Хоть мы и были похожи, как две капельки, Ольга – скептик, живёт разумом, всегда и всё делит на «да» и «нет», на чёрное и белое. А я живу чувствами, ищу полутона. Ольга, посмотрев на проблему, выдаёт, как компьютер, решение, рецепт, дальнейший путь к действию. Я долго думаю, прежде чем что-то предпринять. Ольга не любит неизвестности и ожидания, она всегда действует, а я, сделав почти всё, могу остановиться. Начиная какую-нибудь авантюру, Ольга шла до конца, а я трусила. И когда плоды наших действий готовы были упасть нам в руки, как перезрелый плод, я останавливалась и начинала терзать сестру вопросами: «Зачем нам это надо?» Ответа, как правило, не было. А я всё равно пыталась отговорить Ольгу от дальнейших действий.
***
Отговорить Ольгу от дальнейших действий было невозможно.
– Юлька ни тебе, ни мне не нравится. Слишком много о себе воображает! Надо её проучить. И ничего не значит, что Юра тебе не нравится, ты же не замуж за него собралась!
– Да не хочу я его отбивать! А о чём я буду с ним разговаривать?
– Это мы придумаем после. Назначь встречу для разговора, а потом придумаем, – убеждала сестра.
– А почему я? Может быть, ты вместо меня всё сделаешь, у тебя получится.
– На кого Юрка иногда заглядывается? На тебя!
– Но мы же похожи.
– Для него нет!
Ольга бегала по комнате и приводила кучу доводов, чтобы осуществить очередную авантюру. Перед моими глазами стояла Юлька – наша местная красавица, заводила. Уж не знаю, кто первый сказал о её красоте, я бы поспорила, но как-то так и повелось считать её красивой. Девица, как и все мы, среднего роста, худенькая – "ни в попе, ни в груди" – как говорит бабушка. Глаза у Юльки круглые, как у кошки, серые, на голове – буйные кудри, с которым не дружит расчёска. Ничего особенного, встретишь в толпе – не запомнишь, не оглянешься. Просто Юля, как староста, всегда на виду. Характер у неё – не дай бог! Всегда и во всём права только Юля, а кто поступает в разрез с её мнением – считай, потерянный человек для общества. Юлька, не задумываясь, могла обидеть любого, а потом удивлялась:
– Я никого не обижала, я просто сказала правду.

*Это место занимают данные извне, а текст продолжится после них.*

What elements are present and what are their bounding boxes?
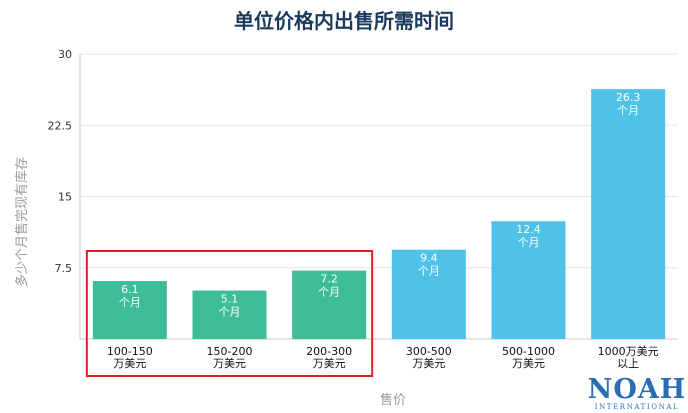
x-tick-label: 100-150 <box>107 345 153 358</box>
x-tick-label: 万美元 <box>512 357 545 370</box>
data-label-value: 26.3 <box>616 91 641 104</box>
data-label-unit: 个月 <box>418 265 440 278</box>
y-tick-label: 15 <box>58 191 72 204</box>
x-tick-label: 300-500 <box>406 345 452 358</box>
x-tick-label: 以上 <box>617 357 639 370</box>
data-label-value: 9.4 <box>420 252 438 265</box>
data-label-value: 5.1 <box>221 293 239 306</box>
bar <box>591 89 666 340</box>
x-tick-label: 万美元 <box>313 357 346 370</box>
logo-main-text: NOAH <box>588 374 687 405</box>
data-label-unit: 个月 <box>119 296 141 309</box>
bar <box>192 290 267 339</box>
logo-sub-text: INTERNATIONAL <box>595 403 680 411</box>
data-label-unit: 个月 <box>318 286 340 299</box>
chart-title: 单位价格内出售所需时间 <box>234 9 454 33</box>
bar <box>92 281 167 339</box>
noah-logo: NOAH INTERNATIONAL <box>588 374 687 411</box>
x-tick-label: 万美元 <box>113 357 146 370</box>
bar <box>491 221 566 339</box>
data-label-value: 7.2 <box>320 273 338 286</box>
bars-layer <box>92 89 666 340</box>
bar <box>292 270 367 339</box>
x-tick-label: 200-300 <box>306 345 352 358</box>
highlight-box <box>85 250 374 377</box>
x-tick-label: 150-200 <box>207 345 253 358</box>
data-label-unit: 个月 <box>518 236 540 249</box>
x-tick-label: 500-1000 <box>502 345 555 358</box>
labels-layer: 7.51522.5306.1个月100-150万美元5.1个月150-200万美… <box>48 48 659 377</box>
x-tick-label: 万美元 <box>213 357 246 370</box>
data-label-unit: 个月 <box>617 104 639 117</box>
x-tick-label: 1000万美元 <box>598 345 659 358</box>
grid-layer <box>79 53 678 340</box>
y-tick-label: 22.5 <box>48 119 73 132</box>
y-tick-label: 30 <box>58 48 72 61</box>
y-axis-title: 多少个月售完现有库存 <box>14 157 30 287</box>
data-label-unit: 个月 <box>219 306 241 319</box>
y-tick-label: 7.5 <box>55 262 73 275</box>
x-axis-title: 售价 <box>380 392 406 408</box>
data-label-value: 12.4 <box>516 223 541 236</box>
x-tick-label: 万美元 <box>412 357 445 370</box>
bar <box>391 249 466 339</box>
data-label-value: 6.1 <box>121 283 139 296</box>
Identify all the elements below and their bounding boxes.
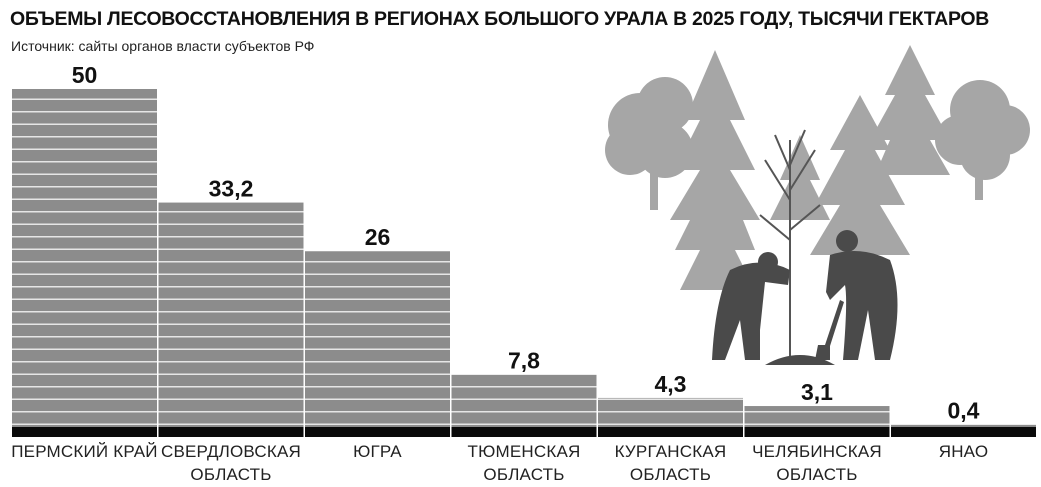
bar xyxy=(452,374,597,427)
value-label: 0,4 xyxy=(948,397,980,423)
x-tick-label: ТЮМЕНСКАЯ ОБЛАСТЬ xyxy=(448,440,601,486)
bar xyxy=(159,203,304,427)
x-tick-label: СВЕРДЛОВСКАЯ ОБЛАСТЬ xyxy=(155,440,308,486)
bar-base xyxy=(745,427,890,437)
bar-base xyxy=(891,427,1036,437)
x-tick-label: ЯНАО xyxy=(887,440,1040,463)
x-tick-label: ЮГРА xyxy=(301,440,454,463)
bar xyxy=(745,406,890,427)
bar-base xyxy=(305,427,450,437)
chart: 50 33,2 26 7,8 4,3 3,1 0,4 xyxy=(0,0,1041,487)
bar-base xyxy=(12,427,157,437)
infographic: ОБЪЕМЫ ЛЕСОВОССТАНОВЛЕНИЯ В РЕГИОНАХ БОЛ… xyxy=(0,0,1041,487)
bar-base xyxy=(159,427,304,437)
value-label: 3,1 xyxy=(801,379,833,405)
x-tick-label: ЧЕЛЯБИНСКАЯ ОБЛАСТЬ xyxy=(741,440,894,486)
bar-base xyxy=(598,427,743,437)
bar xyxy=(12,89,157,427)
value-label: 26 xyxy=(365,224,391,250)
x-tick-label: ПЕРМСКИЙ КРАЙ xyxy=(8,440,161,463)
bar xyxy=(598,398,743,427)
x-tick-label: КУРГАНСКАЯ ОБЛАСТЬ xyxy=(594,440,747,486)
value-label: 50 xyxy=(72,62,98,88)
bar xyxy=(305,251,450,427)
illustration xyxy=(605,45,1030,365)
value-label: 7,8 xyxy=(508,347,540,373)
value-label: 4,3 xyxy=(655,371,687,397)
bar xyxy=(891,424,1036,427)
value-label: 33,2 xyxy=(209,176,254,202)
bar-base xyxy=(452,427,597,437)
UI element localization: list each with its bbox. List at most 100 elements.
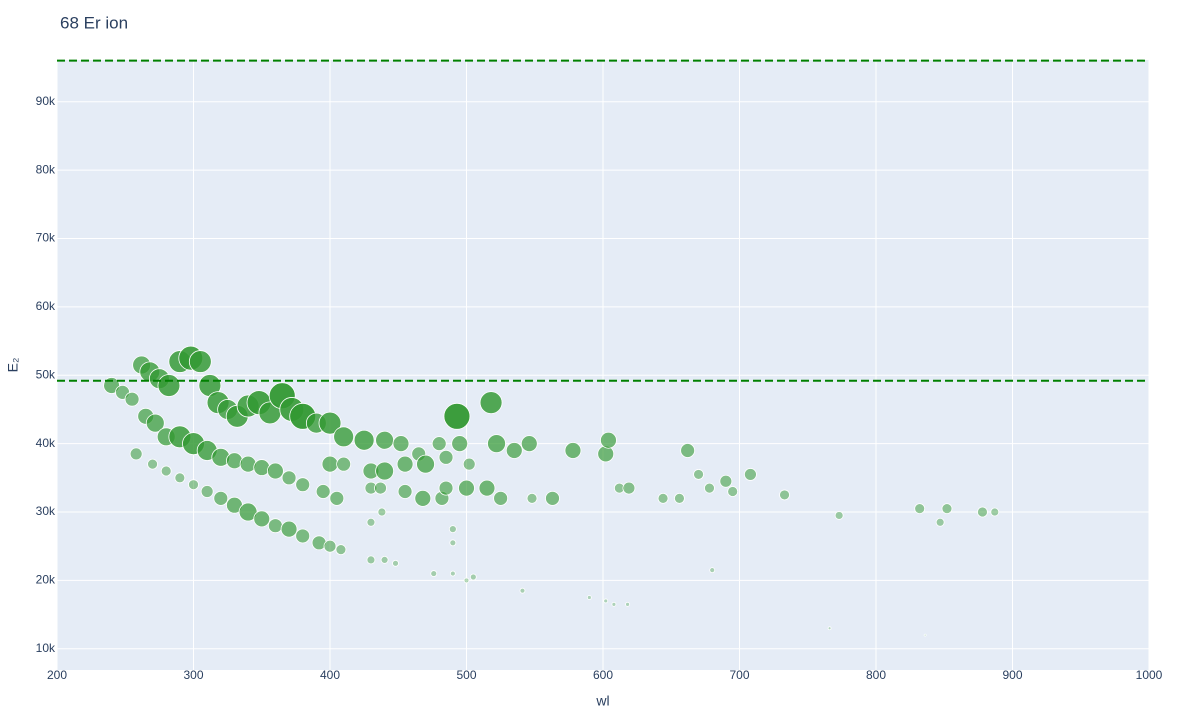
data-point — [124, 391, 140, 407]
x-tick-label: 900 — [1002, 668, 1022, 682]
data-point — [396, 455, 414, 473]
data-point — [451, 435, 469, 453]
data-point — [329, 490, 345, 506]
data-point — [335, 544, 347, 556]
data-point — [564, 442, 582, 459]
data-point — [366, 517, 376, 527]
data-point — [280, 520, 298, 538]
data-point — [392, 435, 410, 453]
x-axis-label: wl — [595, 693, 609, 709]
data-point — [674, 492, 685, 504]
data-point — [449, 570, 456, 577]
data-point — [323, 539, 337, 553]
data-point — [693, 469, 704, 480]
data-point — [493, 490, 509, 506]
x-tick-label: 700 — [729, 668, 749, 682]
data-point — [295, 477, 311, 493]
data-point — [611, 601, 617, 607]
y-tick-label: 80k — [36, 162, 56, 176]
data-point — [935, 517, 945, 527]
data-point — [479, 391, 503, 415]
x-tick-label: 500 — [456, 668, 476, 682]
data-point — [315, 484, 331, 499]
data-point — [145, 413, 165, 433]
data-point — [416, 454, 435, 474]
data-point — [392, 559, 399, 567]
data-point — [680, 443, 696, 458]
data-point — [545, 490, 560, 506]
x-tick-label: 600 — [593, 668, 613, 682]
data-point — [438, 449, 454, 465]
data-point — [600, 431, 617, 449]
data-point — [157, 374, 181, 397]
data-point — [487, 434, 506, 454]
data-point — [977, 506, 988, 518]
data-point — [443, 402, 471, 430]
data-point — [709, 567, 716, 574]
data-point — [719, 474, 733, 488]
data-point — [586, 595, 592, 600]
x-tick-label: 300 — [183, 668, 203, 682]
data-point — [266, 462, 284, 480]
data-point — [478, 479, 496, 497]
data-point — [463, 577, 470, 584]
data-point — [188, 350, 212, 373]
data-point — [431, 436, 447, 452]
data-point — [603, 598, 609, 604]
data-point — [321, 455, 339, 473]
data-point — [520, 435, 538, 453]
data-point — [267, 518, 283, 534]
data-point — [374, 481, 387, 495]
y-tick-label: 50k — [36, 367, 56, 381]
y-tick-label: 70k — [36, 231, 56, 245]
data-point — [990, 507, 1000, 517]
data-point — [438, 480, 454, 496]
data-point — [827, 626, 832, 631]
data-point — [333, 426, 355, 448]
data-point — [657, 492, 669, 504]
y-tick-label: 20k — [36, 573, 56, 587]
data-point — [449, 539, 457, 547]
x-tick-label: 800 — [866, 668, 886, 682]
data-point — [129, 447, 143, 461]
data-point — [597, 445, 615, 463]
data-point — [200, 485, 214, 498]
data-point — [377, 507, 387, 517]
chart-title: 68 Er ion — [60, 13, 128, 32]
data-point — [458, 479, 475, 497]
data-point — [380, 555, 389, 564]
x-tick-label: 1000 — [1136, 668, 1163, 682]
data-point — [353, 429, 375, 451]
y-tick-label: 40k — [36, 436, 56, 450]
data-point — [375, 430, 395, 450]
y-tick-label: 30k — [36, 504, 56, 518]
data-point — [834, 511, 844, 520]
data-point — [430, 570, 438, 577]
data-point — [622, 481, 636, 495]
data-point — [625, 601, 630, 607]
data-point — [505, 442, 523, 459]
data-point — [727, 486, 739, 497]
data-point — [779, 489, 790, 501]
data-point — [923, 633, 927, 637]
data-point — [469, 573, 477, 581]
data-point — [295, 528, 311, 544]
data-point — [213, 490, 229, 506]
data-point — [174, 472, 186, 484]
data-point — [414, 489, 432, 507]
data-point — [253, 510, 271, 528]
y-tick-label: 60k — [36, 299, 56, 313]
data-point — [366, 555, 376, 565]
data-point — [336, 456, 352, 472]
y-tick-label: 90k — [36, 94, 56, 108]
data-point — [914, 503, 926, 515]
data-point — [448, 525, 457, 534]
y-axis-label: E₂ — [5, 358, 21, 373]
data-point — [526, 492, 538, 504]
data-point — [462, 457, 476, 471]
y-tick-label: 10k — [36, 641, 56, 655]
data-point — [941, 503, 953, 515]
data-point — [147, 458, 158, 470]
data-point — [188, 479, 199, 491]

Юлькина правда всегда была жёсткой, обидной. Она не умела преподнести её, смягчить. Кому приятно услышать при всём классе, что туфли у тебя не модные, а на физкультуре ты выглядишь коровой, что вкуса у тебя нет и еще что-нибудь подобное. Не умела Юлька подойти и тихонько посоветовать, она говорила громко, чтобы все слышали и знали. Получалось так, что пример во всем – это Юля, а остальные чем-нибудь, да обделены. Нетерпеливую, не умеющую считаться с чувствами других людей, Юльку приводило в ярость неподчинение. Если Юлька чего-нибудь захочет, она будет стремиться любой ценой получить желаемое.
Совсем другое дело – Юрка: черноволосый с голубыми глазами, пушистыми усами, высокий – разговаривая с ним, приходилось закидывать голову – со спортивной фигурой. Вот уж кто действительно красавец. Так замечательно гармонировали голубые глаза с чёрными кудрями! Он – миролюбивый и терпеливый, с патологической потребностью жить в гармонии, всегда старался как-то смягчить резкие Юлькины высказывания, превратить в шутку. Но Юля прерывала его:
– Человек должен знать правду о себе!
Но мне-то Юрка был не нужен. И зачем мы всё это придумали? Почему нам не живётся тихо и спокойно? Почему всегда надо придумать какую-нибудь пакость? Что это? Гормоны? Адреналин? Самоутверждение за счёт других?
Зима выдалась настоящая – снежная, морозная. Морозы стояли такие сильные, что деревья трещали, не было видно птиц, снег хрустел под ногами и искрился на солнце радугой. Воздух был густой и холодный, от него перехватывало дыхание. Проходя небольшое расстояние от дома до школы, мы умудрялись отморозить носы, ресницы и брови покрывались пушистым инеем. Мороз стоял такой сильный, что нас освободили от школьных занятий. Получились внеплановые каникулы, которым мы были рады. От школы-то нас освободили, но гулять ведь никто не запретил! Мы пропадали на катке всем классом. Такое повышенное внимание одноклассников друг к другу было вызвано тем, что из трех классов собрали один, и мы приглядывались друг к другу, флиртовали, занимались чем угодно, только не уроками. Ежевечерние встречи на катке уже вошли в привычку или традицию. Когда заканчивался очередной хоккейный матч или тренировка, гасли большие огни и стадион освещался одним дежурным фонарём, мы выходили кататься на коньках. Лёд блестел, по краям стадиона, куда не попадал свет, был полумрак, в котором целовались парочки. Скудно освещённый каток накладывал загадочность и таинственность на лица, волновал и будоражил сердца.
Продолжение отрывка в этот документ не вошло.